Specialty Models
Key Points
Beyond chat: embeddings, rerankers, vision, audio, image generation, video generation. Each has dominant providers and trade-offs.
Embeddings
Convert text → vector. Used for similarity search (RAG).
| Model | Dim | Notes |
|---|---|---|
| OpenAI text-embedding-3-small | 1536 | Cheap; default |
| OpenAI text-embedding-3-large | 3072 | Higher quality |
| Voyage AI voyage-3 | 1024 | Specialty: code, law |
| Cohere embed-v3 | 1024 | Multi-lingual |
| Google text-embedding-004 | 768 | Decent |
| BGE / Nomic / open | varies | Open-weights |
Senior choice: text-embedding-3-small for general, voyage-3-code for code RAG.

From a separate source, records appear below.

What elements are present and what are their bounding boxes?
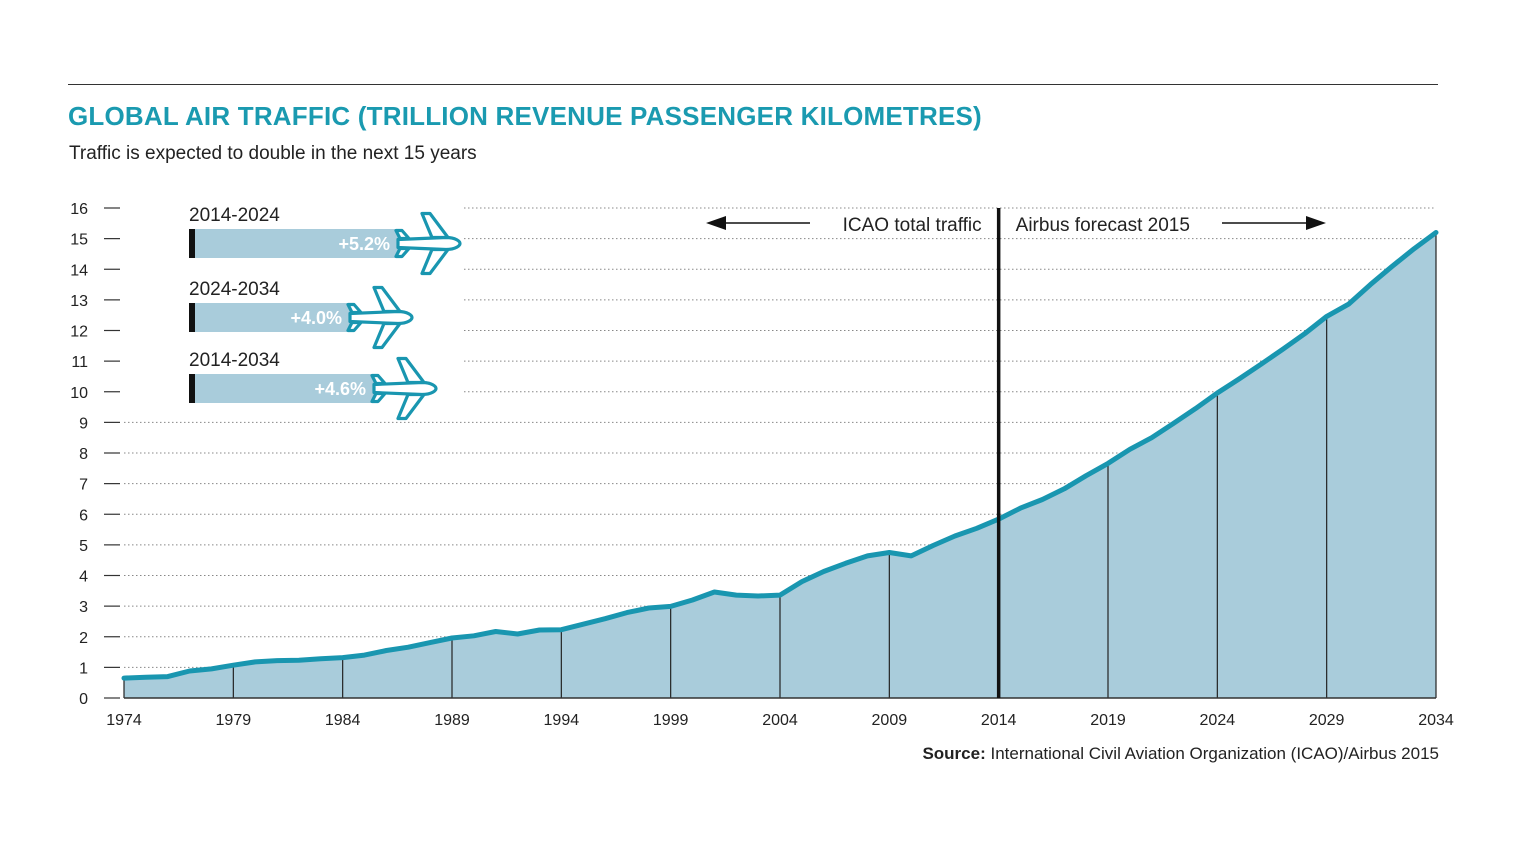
right-arrow-head <box>1306 216 1326 230</box>
airplane-fuselage <box>396 235 462 252</box>
top-rule <box>68 84 1438 85</box>
growth-period-label: 2014-2024 <box>189 205 280 226</box>
x-tick-label: 1974 <box>106 712 142 729</box>
growth-bar-start-mark <box>189 374 195 403</box>
x-tick-label: 2004 <box>762 712 798 729</box>
x-tick-label: 1999 <box>653 712 689 729</box>
growth-bar <box>190 303 350 332</box>
growth-rate-label: +5.2% <box>338 234 390 254</box>
airplane-fuselage <box>372 380 438 397</box>
traffic-line <box>121 230 1439 681</box>
airplane-fuselage <box>348 309 414 326</box>
airplane-icon <box>346 285 414 350</box>
source-note: Source: International Civil Aviation Org… <box>922 744 1439 764</box>
x-tick-label: 1984 <box>325 712 361 729</box>
y-tick-label: 3 <box>79 599 88 616</box>
growth-rate-label: +4.6% <box>314 379 366 399</box>
y-tick-label: 10 <box>70 385 88 402</box>
y-tick-label: 12 <box>70 324 88 341</box>
airplane-icon <box>370 356 438 421</box>
y-tick-label: 2 <box>79 630 88 647</box>
icao-label: ICAO total traffic <box>843 215 982 236</box>
x-tick-label: 1994 <box>544 712 580 729</box>
x-tick-label: 2019 <box>1090 712 1126 729</box>
y-tick-label: 8 <box>79 446 88 463</box>
y-tick-label: 1 <box>79 660 88 677</box>
chart-subtitle: Traffic is expected to double in the nex… <box>69 143 477 164</box>
x-tick-label: 2009 <box>872 712 908 729</box>
x-tick-label: 2029 <box>1309 712 1345 729</box>
growth-period-label: 2024-2034 <box>189 279 280 300</box>
y-tick-label: 4 <box>79 569 88 586</box>
y-tick-label: 14 <box>70 262 88 279</box>
growth-bar <box>190 374 374 403</box>
chart-title: GLOBAL AIR TRAFFIC (TRILLION REVENUE PAS… <box>68 101 982 131</box>
x-tick-label: 2024 <box>1200 712 1236 729</box>
left-arrow-head <box>706 216 726 230</box>
airbus-label: Airbus forecast 2015 <box>1016 215 1190 236</box>
growth-rate-panel: 2014-2024 +5.2% 2024-2034 +4.0% 2014-2034 +4.… <box>120 200 464 421</box>
y-tick-label: 0 <box>79 691 88 708</box>
x-tick-label: 1989 <box>434 712 470 729</box>
y-tick-label: 11 <box>71 354 88 371</box>
growth-bar-start-mark <box>189 229 195 258</box>
x-tick-label: 2014 <box>981 712 1017 729</box>
y-tick-label: 13 <box>70 293 88 310</box>
source-text: International Civil Aviation Organizatio… <box>990 744 1439 763</box>
growth-period-label: 2014-2034 <box>189 350 280 371</box>
airplane-icon <box>394 211 462 276</box>
y-tick-label: 9 <box>79 415 88 432</box>
x-tick-label: 1979 <box>216 712 252 729</box>
y-tick-label: 16 <box>70 201 88 218</box>
y-tick-label: 5 <box>79 538 88 555</box>
growth-rate-label: +4.0% <box>290 308 342 328</box>
y-tick-label: 7 <box>79 477 88 494</box>
growth-bar-start-mark <box>189 303 195 332</box>
y-tick-label: 15 <box>70 232 88 249</box>
x-tick-label: 2034 <box>1418 712 1454 729</box>
growth-bar <box>190 229 398 258</box>
source-label: Source: <box>922 744 986 763</box>
y-tick-label: 6 <box>79 507 88 524</box>
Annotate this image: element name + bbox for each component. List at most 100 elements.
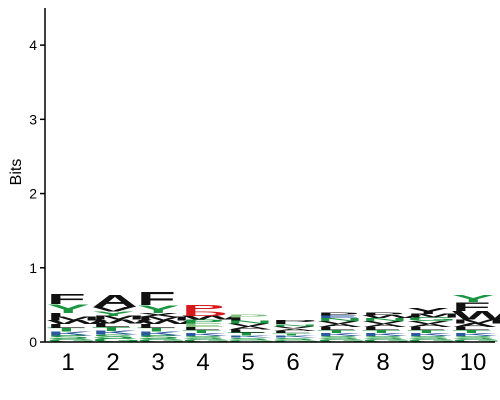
logo-letter: N bbox=[227, 320, 273, 325]
x-tick-label-9: 9 bbox=[421, 349, 434, 376]
logo-letter: M bbox=[407, 313, 460, 319]
logo-letter: T bbox=[272, 333, 312, 336]
logo-letter: F bbox=[47, 291, 86, 307]
logo-letter: K bbox=[272, 335, 319, 338]
logo-letter: K bbox=[362, 332, 409, 337]
logo-letter: G bbox=[452, 338, 500, 343]
logo-letter: S bbox=[272, 337, 314, 340]
logo-letter: P bbox=[317, 312, 359, 317]
logo-letter: T bbox=[362, 329, 402, 334]
logo-letter: P bbox=[362, 312, 404, 317]
logo-letter: A bbox=[272, 328, 318, 331]
logo-letter: L bbox=[407, 326, 446, 331]
logo-letter: R bbox=[272, 319, 318, 322]
y-tick-label-1: 1 bbox=[29, 260, 37, 276]
x-axis: 1 2 3 4 5 6 7 8 9 10 bbox=[45, 341, 495, 376]
logo-stacks: GSKTLWMIYFGSKTLWMYVAGSKTLWMXYFGSKTLEPWDP… bbox=[47, 288, 500, 343]
logo-letter: W bbox=[182, 315, 243, 321]
logo-letter: K bbox=[92, 330, 139, 336]
logo-letter: L bbox=[92, 322, 131, 328]
logo-letter: A bbox=[227, 326, 273, 331]
logo-letter: Y bbox=[92, 310, 134, 317]
logo-letter: V bbox=[272, 326, 314, 329]
logo-letter: L bbox=[362, 326, 401, 331]
logo-letter: D bbox=[182, 310, 228, 317]
logo-letter: W bbox=[137, 320, 198, 326]
logo-letter: P bbox=[182, 319, 224, 325]
x-tick-label-5: 5 bbox=[241, 349, 254, 376]
y-tick-label-4: 4 bbox=[29, 37, 37, 53]
logo-letter: K bbox=[137, 331, 184, 337]
logo-letter: S bbox=[137, 334, 179, 340]
y-axis: 0 1 2 3 4 bbox=[29, 8, 46, 350]
logo-letter: L bbox=[227, 329, 266, 334]
logo-letter: S bbox=[92, 334, 134, 340]
logo-letter: K bbox=[227, 335, 274, 338]
logo-letter: A bbox=[317, 323, 363, 328]
logo-letter: M bbox=[137, 316, 190, 322]
logo-letter: S bbox=[362, 335, 404, 340]
x-tick-label-10: 10 bbox=[460, 349, 487, 376]
logo-letter: W bbox=[92, 319, 153, 325]
logo-letter: L bbox=[182, 326, 221, 331]
logo-letter: Y bbox=[137, 303, 179, 316]
logo-letter: N bbox=[317, 317, 363, 322]
logo-letter: L bbox=[272, 330, 311, 333]
x-tick-label-8: 8 bbox=[376, 349, 389, 376]
logo-letter: K bbox=[182, 332, 229, 337]
logo-letter: V bbox=[227, 323, 269, 328]
logo-letter: V bbox=[362, 320, 404, 325]
logo-letter: T bbox=[92, 326, 131, 332]
logo-letter: S bbox=[182, 335, 224, 340]
logo-letter: M bbox=[47, 316, 100, 322]
logo-letter: T bbox=[227, 332, 267, 337]
logo-letter: V bbox=[92, 306, 134, 313]
y-tick-label-2: 2 bbox=[29, 186, 37, 202]
logo-letter: Y bbox=[407, 306, 449, 315]
logo-letter: V bbox=[407, 320, 449, 325]
logo-letter: K bbox=[407, 332, 454, 337]
logo-letter: K bbox=[452, 332, 499, 337]
logo-letter: V bbox=[317, 320, 359, 325]
logo-letter: X bbox=[137, 312, 179, 318]
logo-letter: P bbox=[182, 303, 224, 313]
logo-letter: G bbox=[47, 338, 97, 343]
logo-letter: A bbox=[452, 322, 498, 328]
logo-letter: E bbox=[317, 315, 359, 320]
logo-letter: T bbox=[452, 329, 492, 334]
logo-letter: S bbox=[452, 335, 494, 340]
y-tick-label-0: 0 bbox=[29, 334, 37, 350]
logo-letter: L bbox=[317, 326, 356, 331]
logo-letter: M bbox=[452, 319, 500, 325]
logo-letter: P bbox=[227, 314, 269, 319]
x-tick-label-3: 3 bbox=[151, 349, 164, 376]
logo-letter: I bbox=[272, 321, 290, 324]
y-axis-title: Bits bbox=[8, 159, 25, 186]
logo-letter: L bbox=[137, 323, 176, 329]
logo-letter: F bbox=[137, 288, 176, 309]
logo-letter: A bbox=[362, 323, 408, 328]
logo-letter: L bbox=[452, 326, 491, 331]
logo-letter: A bbox=[92, 291, 138, 311]
logo-letter: K bbox=[47, 331, 94, 337]
stack-position-10: GSKTLAMWFY bbox=[452, 293, 500, 343]
logo-letter: T bbox=[182, 329, 222, 334]
logo-letter: G bbox=[407, 317, 456, 323]
logo-letter: G bbox=[137, 338, 187, 343]
logo-letter: G bbox=[227, 339, 277, 342]
logo-letter: S bbox=[227, 337, 269, 340]
logo-letter: I bbox=[227, 317, 245, 322]
logo-letter: N bbox=[362, 317, 408, 322]
logo-letter: M bbox=[92, 315, 145, 321]
logo-letter: T bbox=[137, 327, 176, 333]
logo-letter: G bbox=[362, 338, 412, 343]
logo-letter: F bbox=[452, 300, 491, 314]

IEmbeddingGenerator<string, Embedding<float>> gen =
new OpenAIClient(key).AsEmbeddingGenerator("text-embedding-3-small");
var embeddings = await gen.GenerateAsync(["text 1", "text 2"]);
Dimension reduction
text-embedding-3 supports dimensions parameter — request smaller embeddings (e.g., 256, 512). Trade quality for storage / search speed.
Rerankers
Refine top-K retrieval results before passing to LLM.
| Provider | Notes |
|---|---|
| Cohere Rerank | Best quality |
| Jina Reranker | Strong |
| BGE-Reranker (open) | Self-host |
| Cross-encoder models (sentence-transformers) | Self-host |
// Cohere reranker
var reranked = await cohere.Rerank(new RerankRequest
{
Query = userQuery,
Documents = candidates.Select(c => c.Text).ToArray(),
TopN = 5
});
Reranking improves RAG citation quality significantly.
Vision
| Model | Strength |
|---|---|
| GPT-4o vision | Best general |
| Claude 4 vision | OCR/document |
| Gemini 2.5 Pro | Multimodal native |
| Phi-3 vision | Edge |
For document parsing: Claude. For real-time: GPT-4o-mini or Gemini Flash.
Audio (speech-to-text)
| Model | Notes |
|---|---|
| OpenAI Whisper (whisper-large-v3) | Open weights; great quality |
| OpenAI gpt-4o-audio | Real-time |
| Azure Speech | Enterprise; SDKs |
| AssemblyAI | Specialized; speaker diarization |
| Deepgram | Streaming-first |
Whisper local via Faster-Whisper / Whisper.NET — runs offline.
TTS (text-to-speech)
| Model | Notes |
|---|---|
| OpenAI TTS | Multi-voice; quality |
| ElevenLabs | Best voice cloning |
| Azure Neural TTS | Enterprise |
| Google Wavenet | Multi-lang |
Image generation
| Model | Notes |
|---|---|
| GPT-Image (was DALL-E 3) | High quality; integrated |
| Stable Diffusion (SDXL, SD3) | Open weights; flexible |
| Imagen (Google) | High quality |
| Midjourney | API limited |
| FLUX | Latest open quality |
Self-hosting: Stable Diffusion or FLUX via Diffusers / ComfyUI.
Video generation
- Sora (OpenAI; limited).
- Runway Gen-3 / Veo (Google).
- Open: Hunyuan, Mochi.
Still emerging. Costly. Not production-stable for most apps.
Code-specialized LLMs
- Claude 4 Sonnet/Opus for code (current top).
- GPT-5 / o3-mini for code.
- Codestral (Mistral; code-specialized).
- DeepSeek Coder.
Math / reasoning
- o3 (OpenAI).
- DeepSeek R1 (open).
- Claude with extended thinking.
Domain-specialized
- BioGPT, Med-PaLM (medical).
- BloombergGPT (finance).
- Falcon (Arabic).
Use these only if frontier models underperform for your domain. Often they don't.
.NET integration
Microsoft.Extensions.AI provides: - IEmbeddingGenerator<string, Embedding<float>> - IImageGenerator - (chat clients of course)
For audio: vendor SDKs (Azure Speech, OpenAI audio client).
Senior considerations
- Embedding quality matters: text-embedding-3-small good default; upgrade to large or voyage-3 if RAG quality lacking.
- Rerankers ALMOST always help RAG quality.
- Vision tasks: try Claude for OCR, Gemini for video, GPT-4o for general.
- Audio: streaming providers (Deepgram) for real-time; Whisper for batch.